At this point in time, such academic programs are beneficial, but they haven't made much difference in solving the world's massive poverty problem. Before we can solve that problem, we must first understand the things that are currently hindering educational technologies from eradicating income inequality. The following are 5 of the biggest issues:

1. Lack of Awareness of the Technology

Many underprivileged populations do not understand that new educational opportunities are becoming available to them. They've never heard of MOOCs. They have no idea that affordable online degree programs exist.

Possible Solution: Perhaps ed tech professionals could develop programs for educating governments about how to make their citizens aware of the opportunities available to them. Nonprofits and for-profit education technology companies could also play a role in educating underserved populations about the opportunities that are available.

2. Language Barriers

Currently, the vast majority of online degree programs and MOOCs make coursework available in English. There are also MOOCs available in French and some other languages. Unfortunately, few of these courses are available in languages spoken by the world's poorest populations.

Possible Solution: Volunteer course translators could help to solve this problem.

3. High Cost of Technology

In a world where more than one billion of the earth’s inhabitants still live without electricity, not everyone can afford a computer, the power to plug it in or the high-speed internet connection needed to access online video classes.

Possible Solution: Nonprofits, volunteers and governments could get involved with helping to make education technology available to poverty stricken populations — perhaps through public libraries or other public infrastructure so that it remains accessible to all.

4. Ignorance of How to Use Technology

Underserved populations don't necessarily understand how to use the technology that is available to them.

Possible Solution: Volunteers or public programs will be needed to educate people on how to use developing educational technologies. MOOCs, online courses and other education technologies could be used to supplement public education systems around the globe.

5. Lack of Motivation

Motivation to use educational technology is likely to be lacking unless someone explains its advantages. In some developing countries, parents are using online classes for homeschooling their children. This is an ideal way to use the technology, as the students have someone to guide them in its use and help to motivate them in their learning. Without someone to hold them accountable for learning, motivation often wanes. This happens even in affluent and well educated populations, as evidenced by the typical low completion rate of MOOCs.

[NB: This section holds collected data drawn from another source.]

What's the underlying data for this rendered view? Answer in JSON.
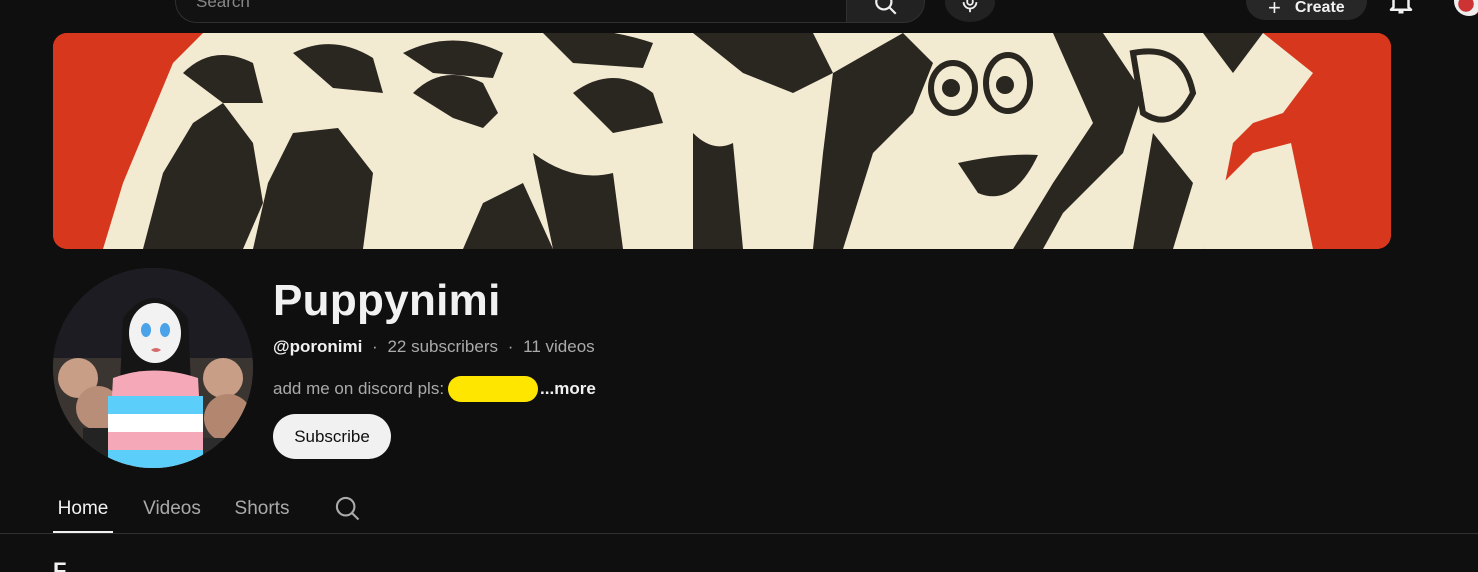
{
  "topbar": {
    "search_placeholder": "Search",
    "create_label": "Create",
    "create_icon": "plus-icon"
  },
  "channel": {
    "name": "Puppynimi",
    "handle": "@poronimi",
    "subscribers": "22 subscribers",
    "videos": "11 videos",
    "separator": "·",
    "description": "add me on discord pls:",
    "more_label": "...more",
    "subscribe_label": "Subscribe"
  },
  "tabs": [
    {
      "label": "Home",
      "active": true
    },
    {
      "label": "Videos",
      "active": false
    },
    {
      "label": "Shorts",
      "active": false
    }
  ],
  "section": {
    "heading_partial": "F"
  },
  "colors": {
    "background": "#0f0f0f",
    "banner_red": "#d7381d",
    "banner_cream": "#f3ead2",
    "banner_ink": "#2a2620",
    "redaction_yellow": "#ffe600",
    "subscribe_bg": "#f1f1f1",
    "text_primary": "#f1f1f1",
    "text_secondary": "#aaaaaa"
  }
}
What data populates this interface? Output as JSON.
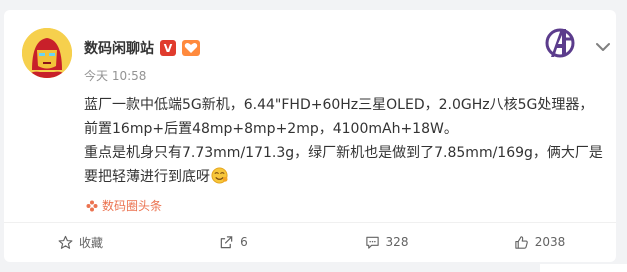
{
  "post": {
    "username": "数码闲聊站",
    "vip_badge": "V",
    "time": "今天 10:58",
    "content": {
      "line1": "蓝厂一款中低端5G新机，6.44\"FHD+60Hz三星OLED，2.0GHz八核5G处理器，",
      "line2": "前置16mp+后置48mp+8mp+2mp，4100mAh+18W。",
      "line3": "重点是机身只有7.73mm/171.3g，绿厂新机也是做到了7.85mm/169g，俩大厂是",
      "line4": "要把轻薄进行到底呀"
    },
    "source": "数码圈头条"
  },
  "actions": {
    "favorite_label": "收藏",
    "repost_count": "6",
    "comment_count": "328",
    "like_count": "2038"
  },
  "colors": {
    "accent": "#eb7350",
    "vip_red": "#e03b2d",
    "icon_gray": "#636363"
  },
  "icons": {
    "avatar": "iron-man-avatar",
    "brand": "avengers-logo-icon",
    "menu": "chevron-down-icon",
    "emoji": "smirk-emoji-icon",
    "source": "flower-icon",
    "favorite": "star-icon",
    "repost": "repost-icon",
    "comment": "comment-icon",
    "like": "thumbs-up-icon"
  }
}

Possible Solution: Online educational technologies will be more effective if providers can find ways of holding students accountable for course completion. One possible way this could be accomplished is through peer mentoring groups or peer study groups. Students involved in study groups could support each other and hold each other accountable for completing their online coursework. It would take effort on the part of course providers or volunteers to organize the study groups.


These are 5 of the most compelling problems that need to be solved before education technology can successfully eradicate global income inequality. If we as educators make an effort to work together at implementing solutions to these problems, we will succeed at dramatically reducing global poverty or perhaps even someday eliminating it.